An independent inquiry has been launched to examine the economic changes that the UK is going through, and start a national conversation about what this means for people, places and firms.
The Economy 2030 Inquiry is a three-year project to explore the unprecedented economic challenges the country is facing.
It will be conducted by the Resolution Foundation and the Centre for Economic Performance at the London School of Economics (LSE), supported by a £1.8m grant from the Nuffield Foundation.
The backdrop to the inquiry is a decade bookended by two ‘once-in-a-generation’ economic crises, a slump in productivity and stagnating living standards.
While the immediate focus is understandably on the nature of the recovery from Covid-19, the reshaping of the UK’s economy will if anything be more lastingly driven by our emergence from the EU, transitions towards a Net Zero future, predictable demographic shifts, and unpredictable technological change.
The work of the inquiry will be carried out by researchers at the Resolution Foundation and the LSE, with the support of an advisory board.
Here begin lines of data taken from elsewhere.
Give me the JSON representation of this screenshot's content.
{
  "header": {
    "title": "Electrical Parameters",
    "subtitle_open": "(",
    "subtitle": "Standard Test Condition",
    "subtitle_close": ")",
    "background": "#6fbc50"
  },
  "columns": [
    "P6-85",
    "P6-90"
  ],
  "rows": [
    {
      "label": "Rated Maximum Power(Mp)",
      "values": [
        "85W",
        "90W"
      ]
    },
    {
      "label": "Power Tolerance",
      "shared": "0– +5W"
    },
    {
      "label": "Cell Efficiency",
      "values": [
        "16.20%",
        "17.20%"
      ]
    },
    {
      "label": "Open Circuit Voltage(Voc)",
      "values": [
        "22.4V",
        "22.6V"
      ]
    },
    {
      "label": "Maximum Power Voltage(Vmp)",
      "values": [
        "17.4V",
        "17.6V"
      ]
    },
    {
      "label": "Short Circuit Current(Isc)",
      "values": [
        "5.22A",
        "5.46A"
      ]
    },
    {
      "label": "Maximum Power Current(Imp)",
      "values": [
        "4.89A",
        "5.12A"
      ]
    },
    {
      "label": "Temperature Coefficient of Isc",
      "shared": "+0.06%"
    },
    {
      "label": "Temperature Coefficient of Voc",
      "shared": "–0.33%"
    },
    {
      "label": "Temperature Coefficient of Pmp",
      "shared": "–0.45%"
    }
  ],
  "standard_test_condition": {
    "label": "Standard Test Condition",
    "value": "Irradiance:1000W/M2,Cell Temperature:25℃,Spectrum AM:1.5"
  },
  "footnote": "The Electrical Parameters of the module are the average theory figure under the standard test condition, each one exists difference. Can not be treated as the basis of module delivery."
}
It will include a major work programme examining the lived experience of the UK economy from the perspective of workers, consumers and citizens. This will see surveys, focus groups and citizens’ juries informing the project throughout its life.
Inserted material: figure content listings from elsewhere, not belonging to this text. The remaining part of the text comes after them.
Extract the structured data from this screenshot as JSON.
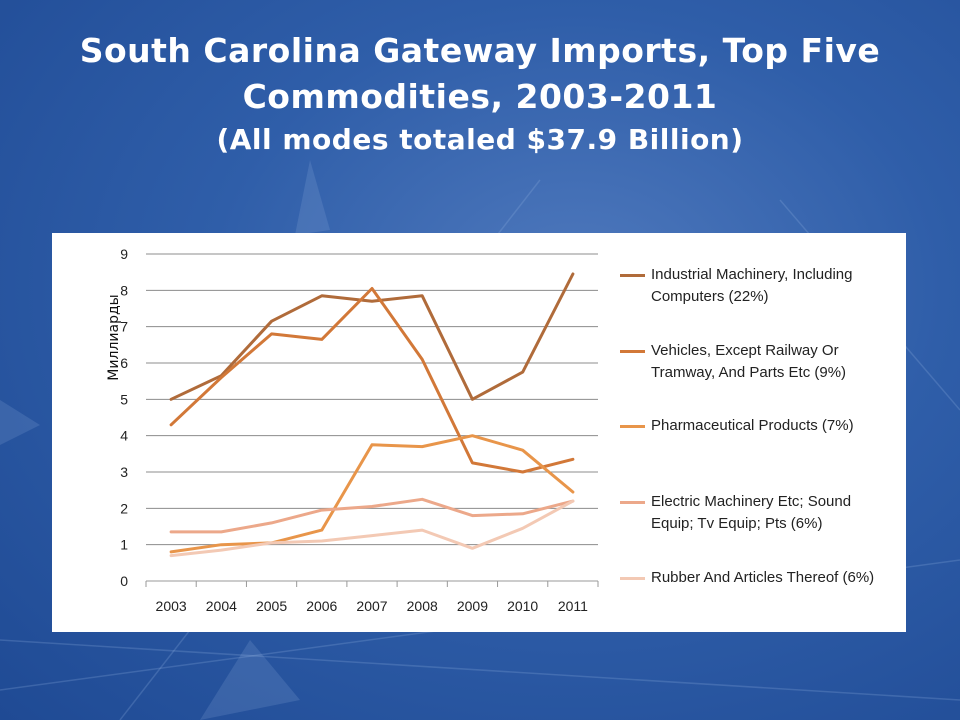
{
  "slide": {
    "title": "South Carolina Gateway Imports, Top Five Commodities, 2003-2011",
    "subtitle": "(All modes totaled $37.9 Billion)"
  },
  "colors": {
    "background": "#2f5ea9",
    "series": [
      "#b06b3a",
      "#d27838",
      "#e8954a",
      "#eca88a",
      "#f3c9b4"
    ]
  },
  "chart_data": {
    "type": "line",
    "title": "",
    "xlabel": "",
    "ylabel": "Миллиарды",
    "x": [
      "2003",
      "2004",
      "2005",
      "2006",
      "2007",
      "2008",
      "2009",
      "2010",
      "2011"
    ],
    "ylim": [
      0,
      9
    ],
    "yticks": [
      "0",
      "1",
      "2",
      "3",
      "4",
      "5",
      "6",
      "7",
      "8",
      "9"
    ],
    "grid": true,
    "legend_position": "right",
    "series": [
      {
        "name": "Industrial Machinery, Including Computers (22%)",
        "color": "#b06b3a",
        "values": [
          5.0,
          5.65,
          7.15,
          7.85,
          7.7,
          7.85,
          5.0,
          5.75,
          8.45
        ]
      },
      {
        "name": "Vehicles, Except Railway Or Tramway, And Parts Etc (9%)",
        "color": "#d27838",
        "values": [
          4.3,
          5.6,
          6.8,
          6.65,
          8.05,
          6.1,
          3.25,
          3.0,
          3.35
        ]
      },
      {
        "name": "Pharmaceutical Products (7%)",
        "color": "#e8954a",
        "values": [
          0.8,
          1.0,
          1.05,
          1.4,
          3.75,
          3.7,
          4.0,
          3.6,
          2.45
        ]
      },
      {
        "name": "Electric Machinery Etc; Sound Equip; Tv Equip; Pts (6%)",
        "color": "#eca88a",
        "values": [
          1.35,
          1.35,
          1.6,
          1.95,
          2.05,
          2.25,
          1.8,
          1.85,
          2.2
        ]
      },
      {
        "name": "Rubber And Articles Thereof (6%)",
        "color": "#f3c9b4",
        "values": [
          0.7,
          0.85,
          1.05,
          1.1,
          1.25,
          1.4,
          0.9,
          1.45,
          2.2
        ]
      }
    ]
  }
}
A final report will be delivered in Summer 2023.
‘As vaccines are rolled out, debates are turning to how to recover well from Covid-19 and the deepest downturn for 300 years it created,’ said Resolution Foundation chief executive, Torsten Bell.
‘While crucial, this is only part of the task ahead of us. The UK is poised for a decade of unprecedented economic change as it not only emerges from the pandemic, but also finds its post-Brexit place in the world, and ramps up its zero-carbon transition.
‘Together with technological and demographic change, these shifts pose fundamental questions about our economy at a time when the country lacks a clear sense of its path to prosperity. Successfully navigating the 2020s requires both a better understanding of what the country is going through, and a proper plan to shape the UK’s economic future. These are the tasks the Economy 2030 Inquiry will address.’